É provável que o mercado não tenha sido o local onde o vírus infectou as pessoas pela primeira vez, mas sim onde foi amplificado. “Dado o pouco tempo de vida que o vírus tinha é notável que ele tenha sido identificado tão rapidamente”, disse Worobey. "Foi muito claro que em dezembro houve um grupo grande o suficiente de pessoas infectadas para que houvesse uma chance de descobrir um novo vírus", disse.
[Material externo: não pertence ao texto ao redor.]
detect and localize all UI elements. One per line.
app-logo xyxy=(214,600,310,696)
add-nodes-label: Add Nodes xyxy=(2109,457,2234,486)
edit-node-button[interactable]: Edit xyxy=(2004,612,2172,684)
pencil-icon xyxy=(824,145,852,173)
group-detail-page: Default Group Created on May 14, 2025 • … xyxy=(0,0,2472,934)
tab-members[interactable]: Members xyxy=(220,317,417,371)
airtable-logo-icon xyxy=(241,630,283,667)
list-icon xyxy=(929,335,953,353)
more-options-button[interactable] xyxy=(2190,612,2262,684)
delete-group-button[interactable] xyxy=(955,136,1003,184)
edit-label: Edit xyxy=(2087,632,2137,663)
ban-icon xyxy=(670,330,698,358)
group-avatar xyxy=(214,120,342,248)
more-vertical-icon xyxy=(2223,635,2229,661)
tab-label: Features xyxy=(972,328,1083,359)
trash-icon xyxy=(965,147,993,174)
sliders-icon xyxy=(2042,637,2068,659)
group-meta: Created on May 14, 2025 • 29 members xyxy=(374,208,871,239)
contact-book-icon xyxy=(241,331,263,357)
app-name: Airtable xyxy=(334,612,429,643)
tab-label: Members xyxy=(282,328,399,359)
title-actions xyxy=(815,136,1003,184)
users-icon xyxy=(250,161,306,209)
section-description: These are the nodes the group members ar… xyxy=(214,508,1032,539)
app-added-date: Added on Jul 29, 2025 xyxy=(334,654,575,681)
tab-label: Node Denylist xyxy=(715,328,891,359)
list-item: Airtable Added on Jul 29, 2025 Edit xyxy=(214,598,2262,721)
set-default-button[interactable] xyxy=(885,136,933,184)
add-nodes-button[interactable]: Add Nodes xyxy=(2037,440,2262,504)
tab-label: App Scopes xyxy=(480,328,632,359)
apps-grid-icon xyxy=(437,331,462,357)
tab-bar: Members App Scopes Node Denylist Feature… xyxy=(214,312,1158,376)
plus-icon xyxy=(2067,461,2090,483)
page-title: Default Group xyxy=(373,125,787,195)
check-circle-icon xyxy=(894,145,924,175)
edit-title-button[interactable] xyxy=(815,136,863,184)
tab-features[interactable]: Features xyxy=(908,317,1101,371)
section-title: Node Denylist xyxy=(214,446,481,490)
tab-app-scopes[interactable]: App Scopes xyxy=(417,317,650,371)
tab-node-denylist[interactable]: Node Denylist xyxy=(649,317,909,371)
Em janeiro de 2020, ele foi sequenciado e caracterizado. O primeiro vírus da SARS matou em torno de 10% de suas vítimas de 2002 a 2004, antes de ser interrompido por meio de um esforço global conjunto.

"Como comunidade científica, certamente estávamos cientes do potencial pandêmico de um patógeno altamente transmissível e moderadamente virulento. Mas nosso sistema de notificação de doenças depende da detecção de picos de hospitalizações e mortes. Obviamente, isso não foi suficiente para impedir a Covid-19 ", disse Wertheim à CNN.